Abdelkarim al-Khaiwani, editor of the opposition weekly Al-Shoura, was sentenced to one year in prison in September 2004 for incitement, "insulting" Yemeni President Ali Abdullah Saleh, publishing false news, and causing tribal and sectarian discrimination.
The charges against al-Khaiwani stemmed from opinion pieces published in the weekly last summer harshly criticizing the Yemeni government's fight against rebel cleric Hussein Badreddin al-Hawthi, who led a three-month uprising against authorities in the northern Yemeni region of Saada before the army killed him in September.

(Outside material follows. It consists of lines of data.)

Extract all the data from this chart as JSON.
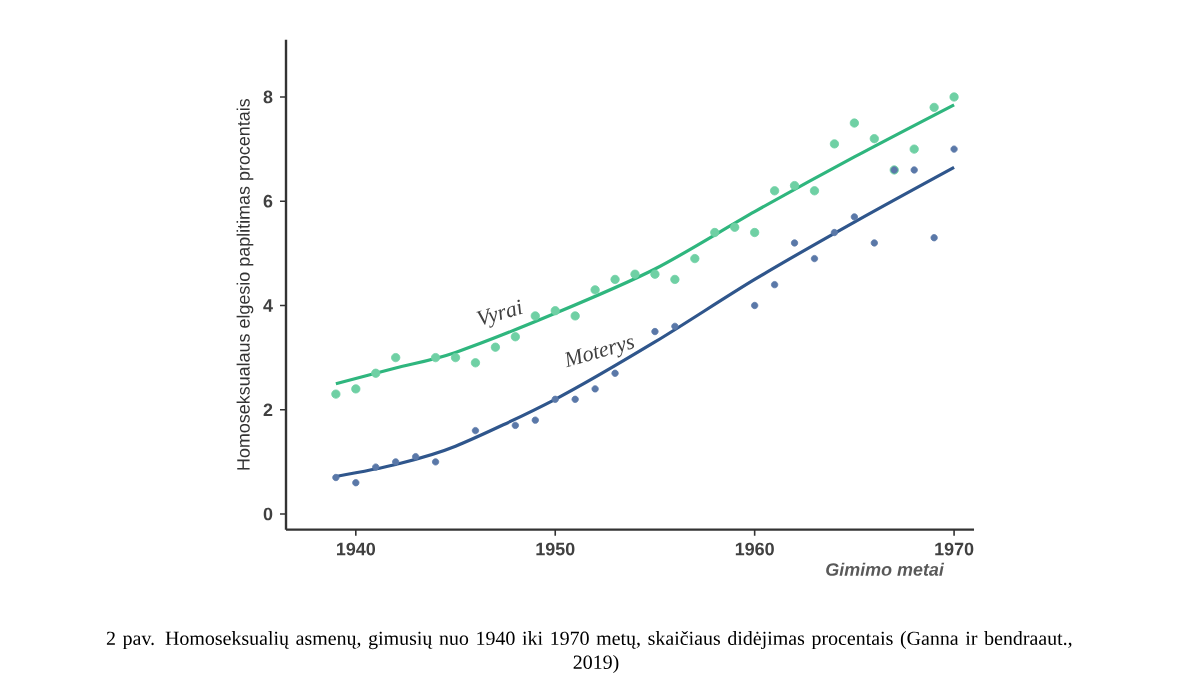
{
  "chart_data": {
    "type": "scatter",
    "xlabel": "Gimimo metai",
    "ylabel": "Homoseksualaus elgesio paplitimas procentais",
    "xlim": [
      1936.5,
      1971
    ],
    "ylim": [
      -0.3,
      9.1
    ],
    "xticks": [
      1940,
      1950,
      1960,
      1970
    ],
    "yticks": [
      0,
      2,
      4,
      6,
      8
    ],
    "grid": false,
    "annotations": [
      "2 pav. Homoseksualių asmenų, gimusių nuo 1940 iki 1970 metų, skaičiaus didėjimas procentais (Ganna ir bendraaut., 2019)"
    ],
    "series": [
      {
        "type": "scatter",
        "marker": "circle",
        "color": "#6fd0a4",
        "x": [
          1939,
          1940,
          1941,
          1942,
          1944,
          1945,
          1946,
          1947,
          1948,
          1949,
          1950,
          1951,
          1952,
          1953,
          1954,
          1955,
          1956,
          1957,
          1958,
          1959,
          1960,
          1961,
          1962,
          1963,
          1964,
          1965,
          1966,
          1967,
          1968,
          1969,
          1970
        ],
        "values": [
          2.3,
          2.4,
          2.7,
          3.0,
          3.0,
          3.0,
          2.9,
          3.2,
          3.4,
          3.8,
          3.9,
          3.8,
          4.3,
          4.5,
          4.6,
          4.6,
          4.5,
          4.9,
          5.4,
          5.5,
          5.4,
          6.2,
          6.3,
          6.2,
          7.1,
          7.5,
          7.2,
          6.6,
          7.0,
          7.8,
          8.0
        ]
      },
      {
        "type": "scatter",
        "marker": "circle",
        "color": "#5a78a8",
        "x": [
          1939,
          1940,
          1941,
          1942,
          1943,
          1944,
          1946,
          1948,
          1949,
          1950,
          1951,
          1952,
          1953,
          1955,
          1956,
          1960,
          1961,
          1962,
          1963,
          1964,
          1965,
          1966,
          1967,
          1968,
          1969,
          1970
        ],
        "values": [
          0.7,
          0.6,
          0.9,
          1.0,
          1.1,
          1.0,
          1.6,
          1.7,
          1.8,
          2.2,
          2.2,
          2.4,
          2.7,
          3.5,
          3.6,
          4.0,
          4.4,
          5.2,
          4.9,
          5.4,
          5.7,
          5.2,
          6.6,
          6.6,
          5.3,
          7.0
        ]
      },
      {
        "type": "line",
        "name": "Vyrai",
        "color": "#2fb67e",
        "marker": "none",
        "x": [
          1939,
          1942,
          1945,
          1950,
          1955,
          1960,
          1965,
          1970
        ],
        "values": [
          2.5,
          2.8,
          3.1,
          3.85,
          4.7,
          5.8,
          6.85,
          7.85
        ]
      },
      {
        "type": "line",
        "name": "Moterys",
        "color": "#2f568c",
        "marker": "none",
        "x": [
          1939,
          1942,
          1945,
          1950,
          1955,
          1960,
          1965,
          1970
        ],
        "values": [
          0.72,
          0.95,
          1.3,
          2.2,
          3.3,
          4.5,
          5.6,
          6.65
        ]
      }
    ]
  }
}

One of the opinion pieces that led to al-Khaiwani's conviction called President Saleh's military action against al-Hawthi a "crime" and alleged that Saleh had obtained a "green light" from the United States before launching the attack. A second article condemned the government's actions as "state terrorism" and warned that "terrorism begets terrorism." A third piece criticized the army for the "ferocity" of its attack and authorities' failure to resolve the problem through "dialogue." The court suspended Al-Shoura for six months, and al-Khaiwani remains in prison.

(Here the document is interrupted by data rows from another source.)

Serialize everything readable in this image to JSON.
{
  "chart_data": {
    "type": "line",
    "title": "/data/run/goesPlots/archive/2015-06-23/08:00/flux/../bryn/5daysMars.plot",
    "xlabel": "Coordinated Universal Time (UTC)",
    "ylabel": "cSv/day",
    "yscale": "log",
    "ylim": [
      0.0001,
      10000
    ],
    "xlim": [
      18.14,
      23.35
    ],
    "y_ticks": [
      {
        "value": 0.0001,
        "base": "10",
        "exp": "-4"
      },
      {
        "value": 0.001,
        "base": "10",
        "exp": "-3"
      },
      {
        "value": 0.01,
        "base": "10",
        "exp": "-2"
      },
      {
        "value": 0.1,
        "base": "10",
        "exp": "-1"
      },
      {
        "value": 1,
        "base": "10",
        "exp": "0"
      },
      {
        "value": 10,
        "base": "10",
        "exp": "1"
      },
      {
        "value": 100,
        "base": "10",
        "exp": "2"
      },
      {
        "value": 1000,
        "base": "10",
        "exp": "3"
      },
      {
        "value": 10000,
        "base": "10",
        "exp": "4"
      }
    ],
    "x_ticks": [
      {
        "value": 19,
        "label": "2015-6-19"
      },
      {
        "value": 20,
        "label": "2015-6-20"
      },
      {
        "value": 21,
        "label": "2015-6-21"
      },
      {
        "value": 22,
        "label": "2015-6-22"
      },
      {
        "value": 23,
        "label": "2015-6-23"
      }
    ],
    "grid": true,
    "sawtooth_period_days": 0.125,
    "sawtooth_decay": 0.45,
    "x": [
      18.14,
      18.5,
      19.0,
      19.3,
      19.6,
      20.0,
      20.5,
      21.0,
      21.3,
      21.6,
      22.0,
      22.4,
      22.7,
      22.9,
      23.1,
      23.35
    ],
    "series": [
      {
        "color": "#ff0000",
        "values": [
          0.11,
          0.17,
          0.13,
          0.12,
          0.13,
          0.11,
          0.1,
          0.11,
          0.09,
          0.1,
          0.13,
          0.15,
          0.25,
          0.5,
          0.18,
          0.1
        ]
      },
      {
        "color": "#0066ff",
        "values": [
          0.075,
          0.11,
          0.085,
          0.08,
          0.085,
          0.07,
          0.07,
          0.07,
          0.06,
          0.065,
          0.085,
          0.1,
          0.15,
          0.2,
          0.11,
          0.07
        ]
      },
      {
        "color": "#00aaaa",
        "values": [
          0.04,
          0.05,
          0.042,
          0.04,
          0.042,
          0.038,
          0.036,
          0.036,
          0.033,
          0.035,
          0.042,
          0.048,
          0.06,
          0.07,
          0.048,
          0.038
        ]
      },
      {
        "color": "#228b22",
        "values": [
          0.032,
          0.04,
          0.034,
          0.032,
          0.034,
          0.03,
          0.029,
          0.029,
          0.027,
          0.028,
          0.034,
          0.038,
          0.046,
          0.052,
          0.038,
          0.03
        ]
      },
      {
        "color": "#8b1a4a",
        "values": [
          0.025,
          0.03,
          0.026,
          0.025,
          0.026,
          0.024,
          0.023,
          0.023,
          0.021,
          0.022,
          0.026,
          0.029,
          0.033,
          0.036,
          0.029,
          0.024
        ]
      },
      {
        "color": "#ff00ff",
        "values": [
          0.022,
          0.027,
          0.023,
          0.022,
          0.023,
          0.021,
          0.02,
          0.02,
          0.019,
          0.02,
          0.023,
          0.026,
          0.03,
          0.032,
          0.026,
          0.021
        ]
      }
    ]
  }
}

Since al-Khaiwani's jailing, at least seven other journalists have been handed criminal convictions, including Abdulkarim Sabra and Abdulqawi al-Qabati, editor and reporter, respectively, of the private weekly Al-Hurriya. The men were each sentenced to two years in prison on December 29, 2004, for allegedly "insulting" Saleh in an article in the newspaper. The court also banned the newspaper for a year. Sabra and al-Qabati have not been jailed yet, according to local journalists, but could be at any moment.
Criminal convictions against journalists in Yemen have continued despite Saleh's pledge in 2004 to work toward eliminating prison sentences for press offenses. Just last month, Saleh acknowledged during a speech that, "Democracy is the choice of the modern age for all peoples of the world and the rescue ship for political regimes, particularly in our third world." He added that, "Human rights are tightly connected to democracy and the state of law and order" and "we should remove anything that contradicts them and stand against all forms of discrimination, oppression, and exploitation for the human being and his rights."

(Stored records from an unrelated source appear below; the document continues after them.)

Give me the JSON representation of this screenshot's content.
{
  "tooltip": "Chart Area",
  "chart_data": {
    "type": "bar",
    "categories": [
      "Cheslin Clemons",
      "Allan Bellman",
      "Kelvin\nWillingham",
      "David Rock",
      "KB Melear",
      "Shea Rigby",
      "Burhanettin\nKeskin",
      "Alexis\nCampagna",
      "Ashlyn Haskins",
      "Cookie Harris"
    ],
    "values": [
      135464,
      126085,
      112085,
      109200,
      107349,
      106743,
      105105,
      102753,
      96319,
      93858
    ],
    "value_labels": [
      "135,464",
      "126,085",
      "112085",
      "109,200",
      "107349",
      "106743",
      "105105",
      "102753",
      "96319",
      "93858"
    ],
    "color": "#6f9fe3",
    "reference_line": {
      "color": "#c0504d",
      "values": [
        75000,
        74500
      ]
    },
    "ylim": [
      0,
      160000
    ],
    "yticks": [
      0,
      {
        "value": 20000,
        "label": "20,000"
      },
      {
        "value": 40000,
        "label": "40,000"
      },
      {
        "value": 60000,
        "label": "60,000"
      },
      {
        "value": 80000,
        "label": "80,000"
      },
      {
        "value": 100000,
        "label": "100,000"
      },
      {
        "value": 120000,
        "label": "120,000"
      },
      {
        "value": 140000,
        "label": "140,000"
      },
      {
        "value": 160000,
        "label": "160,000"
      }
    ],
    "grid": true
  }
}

Following the meeting, CPJ Executive Director Ann Cooper said, "Those who embrace democratic values do not put journalists in prison for what they publish. If Yemeni officials are serious about democracy and human rights, they will free Abdelkarim al-Khaiwani immediately, allow suspended papers back on newsstands, and cease their harassment of the media."
Cooper attended today's meeting along with CPJ board members Clarence Page and Gene Roberts, CPJ Middle East Program Coordinator Joel Campagna, and CPJ Washington, D.C., Representative Frank Smyth.
Al-Hajjri agreed to pass on CPJ's concerns to his government and said the al-Khaiwani case "will be looked at with a lot of care. ... Hopefully, we'll see good results soon."